Une prouesse réalisée dans l’état de New-York, comme l’expliquait à la tribune Jeanine Launay, cheffe adjointe de l’unité de lutte contre la violence familiale, mais au prix d’un énorme effort de formation des policiers, de création d’unités spécialisées dans l’écoute des femmes victimes.

En Belgique, des progrès considérables ont été accomplis dans la prise en charge des violences sexuelles depuis la création de centres de prises en charge de ces violences, comme l’a expliqué la Dre Christine Gilles : « Dans un même lieu, au sein de l’hôpital, les femmes peuvent être écoutées, orientées, peuvent déposer plainte et être soignées. Les trois centres de Belgique comptent dix infirmières légistes, cinq psychologues, deux gynécologues et quarante inspecteurs de police volontaires et formés. Résultat, 68% des femmes victimes reçues portent plainte. » Une efficacité remarquable !

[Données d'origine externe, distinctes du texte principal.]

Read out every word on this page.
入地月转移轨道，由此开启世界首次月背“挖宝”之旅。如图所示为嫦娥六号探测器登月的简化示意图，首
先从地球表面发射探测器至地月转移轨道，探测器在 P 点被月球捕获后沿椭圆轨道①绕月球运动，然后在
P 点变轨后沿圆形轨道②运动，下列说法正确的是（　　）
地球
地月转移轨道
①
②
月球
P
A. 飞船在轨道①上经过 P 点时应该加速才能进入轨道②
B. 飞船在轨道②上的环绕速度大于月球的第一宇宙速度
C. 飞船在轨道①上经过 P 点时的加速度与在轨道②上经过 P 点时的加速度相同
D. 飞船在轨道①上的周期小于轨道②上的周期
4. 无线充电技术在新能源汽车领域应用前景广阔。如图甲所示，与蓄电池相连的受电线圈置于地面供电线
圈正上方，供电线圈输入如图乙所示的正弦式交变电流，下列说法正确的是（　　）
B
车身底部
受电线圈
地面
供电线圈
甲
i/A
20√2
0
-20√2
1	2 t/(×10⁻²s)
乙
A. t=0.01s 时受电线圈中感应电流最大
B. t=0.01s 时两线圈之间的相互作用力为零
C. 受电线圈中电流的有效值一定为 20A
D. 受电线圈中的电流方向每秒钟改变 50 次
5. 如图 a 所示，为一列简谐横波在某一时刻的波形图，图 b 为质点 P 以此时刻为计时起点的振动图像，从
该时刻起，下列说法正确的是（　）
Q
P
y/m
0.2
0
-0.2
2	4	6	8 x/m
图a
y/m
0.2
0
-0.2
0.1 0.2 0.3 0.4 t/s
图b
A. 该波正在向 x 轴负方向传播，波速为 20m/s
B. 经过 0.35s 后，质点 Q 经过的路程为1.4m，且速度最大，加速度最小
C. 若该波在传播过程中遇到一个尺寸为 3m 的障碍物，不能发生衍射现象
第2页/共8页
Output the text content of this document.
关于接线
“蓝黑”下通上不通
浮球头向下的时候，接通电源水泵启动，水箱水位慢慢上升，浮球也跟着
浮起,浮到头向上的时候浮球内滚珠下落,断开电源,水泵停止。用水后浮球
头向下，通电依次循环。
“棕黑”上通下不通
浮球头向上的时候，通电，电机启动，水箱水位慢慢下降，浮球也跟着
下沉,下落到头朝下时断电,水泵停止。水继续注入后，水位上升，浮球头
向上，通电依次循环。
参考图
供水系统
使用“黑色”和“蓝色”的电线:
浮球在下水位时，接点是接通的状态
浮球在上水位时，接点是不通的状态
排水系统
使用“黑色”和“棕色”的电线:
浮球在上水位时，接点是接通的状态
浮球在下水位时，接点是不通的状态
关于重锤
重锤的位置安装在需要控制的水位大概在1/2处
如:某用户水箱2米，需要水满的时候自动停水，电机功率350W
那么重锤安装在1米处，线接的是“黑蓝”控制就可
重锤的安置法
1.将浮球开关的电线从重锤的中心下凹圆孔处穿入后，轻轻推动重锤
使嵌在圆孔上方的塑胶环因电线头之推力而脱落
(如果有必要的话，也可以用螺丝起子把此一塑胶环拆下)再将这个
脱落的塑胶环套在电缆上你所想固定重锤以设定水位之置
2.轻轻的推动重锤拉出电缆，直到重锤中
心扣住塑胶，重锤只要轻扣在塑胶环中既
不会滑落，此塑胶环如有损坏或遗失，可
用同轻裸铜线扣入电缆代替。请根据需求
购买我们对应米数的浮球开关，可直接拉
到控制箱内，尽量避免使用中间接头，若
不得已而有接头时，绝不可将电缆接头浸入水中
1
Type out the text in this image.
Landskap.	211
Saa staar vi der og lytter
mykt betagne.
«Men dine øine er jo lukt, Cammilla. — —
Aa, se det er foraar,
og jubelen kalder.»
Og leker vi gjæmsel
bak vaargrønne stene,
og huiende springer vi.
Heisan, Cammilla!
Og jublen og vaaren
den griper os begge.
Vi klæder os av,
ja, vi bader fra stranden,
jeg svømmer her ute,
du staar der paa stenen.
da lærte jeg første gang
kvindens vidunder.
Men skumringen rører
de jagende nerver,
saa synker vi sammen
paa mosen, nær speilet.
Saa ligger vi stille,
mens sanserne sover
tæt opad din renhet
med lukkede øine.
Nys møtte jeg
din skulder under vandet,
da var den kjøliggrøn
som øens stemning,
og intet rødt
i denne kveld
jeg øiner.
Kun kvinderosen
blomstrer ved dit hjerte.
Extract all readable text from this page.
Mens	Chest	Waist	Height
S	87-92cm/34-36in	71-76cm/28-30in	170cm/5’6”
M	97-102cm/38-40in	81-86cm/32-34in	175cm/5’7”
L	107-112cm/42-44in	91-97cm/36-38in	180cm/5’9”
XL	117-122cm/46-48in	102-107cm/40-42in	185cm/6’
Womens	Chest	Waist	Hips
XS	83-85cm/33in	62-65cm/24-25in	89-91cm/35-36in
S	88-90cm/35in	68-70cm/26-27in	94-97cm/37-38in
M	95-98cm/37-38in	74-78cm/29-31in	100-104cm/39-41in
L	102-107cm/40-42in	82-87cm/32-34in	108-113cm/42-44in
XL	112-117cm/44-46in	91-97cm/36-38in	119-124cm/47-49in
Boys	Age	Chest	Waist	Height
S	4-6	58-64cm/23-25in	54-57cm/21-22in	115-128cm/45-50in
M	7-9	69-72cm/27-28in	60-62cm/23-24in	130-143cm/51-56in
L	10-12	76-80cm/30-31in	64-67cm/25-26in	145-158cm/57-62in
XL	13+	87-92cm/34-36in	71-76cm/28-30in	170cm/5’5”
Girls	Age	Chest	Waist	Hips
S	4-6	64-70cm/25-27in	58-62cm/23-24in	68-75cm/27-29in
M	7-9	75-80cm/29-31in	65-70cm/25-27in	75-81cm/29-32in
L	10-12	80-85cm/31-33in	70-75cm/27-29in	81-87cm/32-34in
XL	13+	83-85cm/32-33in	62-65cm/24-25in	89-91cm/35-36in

Une fois la plainte déposée, les femmes doivent être protégées. C’est le rôle d’association comme SOS femmes 93, dont la présidente Brigitte Broux affirmait qu’« un toit ne suffit pas. Les femmes doivent être accompagnées par du personnel formé, apte à les guider, les soutenir. Et pas seulement les femmes, mais leurs enfants aussi ! »

"J’en ai parlé et vous m’avez pas cru."

Édouard Durand est juge des enfants au tribunal de grande instance de Bobigny, il a participé au Grenelle sur les violences conjugales : « Nous avons rencontré des femmes victimes, des familles, toutes ont dit « j’ai fait appel à la société, aux juges, à la police, au médecin… J’ai parlé et vous n’avez rien fait de ma parole, vous ne m’avez pas cru. » Ernestine Ronai, responsable de l’observatoire et co-présidente de la commission violences faites aux femmes du haut Conseil à l’Égalité concluait la matinée : « Je reprendrais les mots du procureur général près de la Cour de cassation François Molins « Il faut une culture de la protection ». Nous devons avoir envers les femmes une « présomption de crédibilité ». C’est la condition pour qu’elles en disent davantage. Et si les violences sont vraisemblables, une ordonnance de protection doit être prononcée, avant même la plainte. » Écouter, croire, agir, trois conditions pour faire baisser le nombre de femmes tuées chaque année.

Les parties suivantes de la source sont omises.